Material and methods: We calculated death and disability-adjusted life years (DALYs) on a global scale and across various Socio-demographic Index (SDI) regions. To analyze temporal trends, we employed joinpoint regression analysis. The total changes in disease burden were partitioned into three fundamental drivers: aging demographics, population expansion, and epidemiological trends. Additionally, the Bayesian age-period-cohort model was applied to forecast future trends.
Results: The global age-standardized death rate (ASDR) declined from 12.9 (95% UI: -2.3 to 28.6) in 1990 to 8.8 (95% UI: -2.7 to 21.2) in 2021, with an estimated annual percentage change (EAPC) of -1.53 (95% CI: -1.68 to -1.38). High SDI regions experienced the sharpest declines in both deaths and ASDR, while low and low-middle SDI regions showed slower progress. Joinpoint regression analysis revealed distinct temporal trends, with high SDI regions exhibiting the most substantial declines. Decomposition analysis highlighted the contributions of population growth and aging to increased disease burden, while epidemiological changes played a beneficial role in reducing the burden. Age and sex patterns revealed progressive increases in death and DALY rates with age, along with gender disparities, particularly in older age groups. The Bayesian age-period-cohort (BAPC) model projected a U-shaped trend in global ASDR for males and a consistent decline for females by 2050.

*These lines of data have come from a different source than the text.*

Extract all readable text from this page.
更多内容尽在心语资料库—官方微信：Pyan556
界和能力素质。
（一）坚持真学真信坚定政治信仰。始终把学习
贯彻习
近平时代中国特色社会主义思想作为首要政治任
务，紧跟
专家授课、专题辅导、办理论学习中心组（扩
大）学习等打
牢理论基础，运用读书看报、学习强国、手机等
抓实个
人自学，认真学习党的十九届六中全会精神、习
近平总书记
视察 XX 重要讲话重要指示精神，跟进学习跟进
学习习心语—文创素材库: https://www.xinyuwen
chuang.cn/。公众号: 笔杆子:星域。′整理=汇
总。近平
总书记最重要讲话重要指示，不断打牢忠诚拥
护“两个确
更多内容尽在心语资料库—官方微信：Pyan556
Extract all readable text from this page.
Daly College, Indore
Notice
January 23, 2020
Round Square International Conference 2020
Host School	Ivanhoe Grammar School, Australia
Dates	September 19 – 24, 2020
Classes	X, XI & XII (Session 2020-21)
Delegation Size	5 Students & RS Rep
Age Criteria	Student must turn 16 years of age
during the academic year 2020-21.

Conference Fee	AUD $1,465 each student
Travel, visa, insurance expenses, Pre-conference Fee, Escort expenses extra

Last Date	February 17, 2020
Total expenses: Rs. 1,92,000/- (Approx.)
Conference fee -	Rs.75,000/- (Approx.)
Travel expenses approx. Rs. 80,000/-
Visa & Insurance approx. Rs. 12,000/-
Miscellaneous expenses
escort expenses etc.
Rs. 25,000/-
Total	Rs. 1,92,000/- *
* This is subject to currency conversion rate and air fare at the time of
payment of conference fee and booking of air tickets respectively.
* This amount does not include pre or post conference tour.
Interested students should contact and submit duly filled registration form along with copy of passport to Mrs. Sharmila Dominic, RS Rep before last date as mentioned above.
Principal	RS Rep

Conclusions: This research offers a thorough evaluation of the global impact of ischemic stroke due to physical inactivity in older adults between 1990 and 2021. The results underscore substantial inequalities in socioeconomic status and regional progress, noting particularly slow advancements in low and middle-income countries. The study highlights the necessity for focused interventions, enhanced healthcare accessibility, and robust stroke prevention initiatives to mitigate the global impact of ischemic stroke linked to physical inactivity. Future investigations should concentrate on examining the socio-economic, cultural, and policy-driven factors shaping these trends, thereby informing evidence-based approaches to alleviate the burden of ischemic stroke.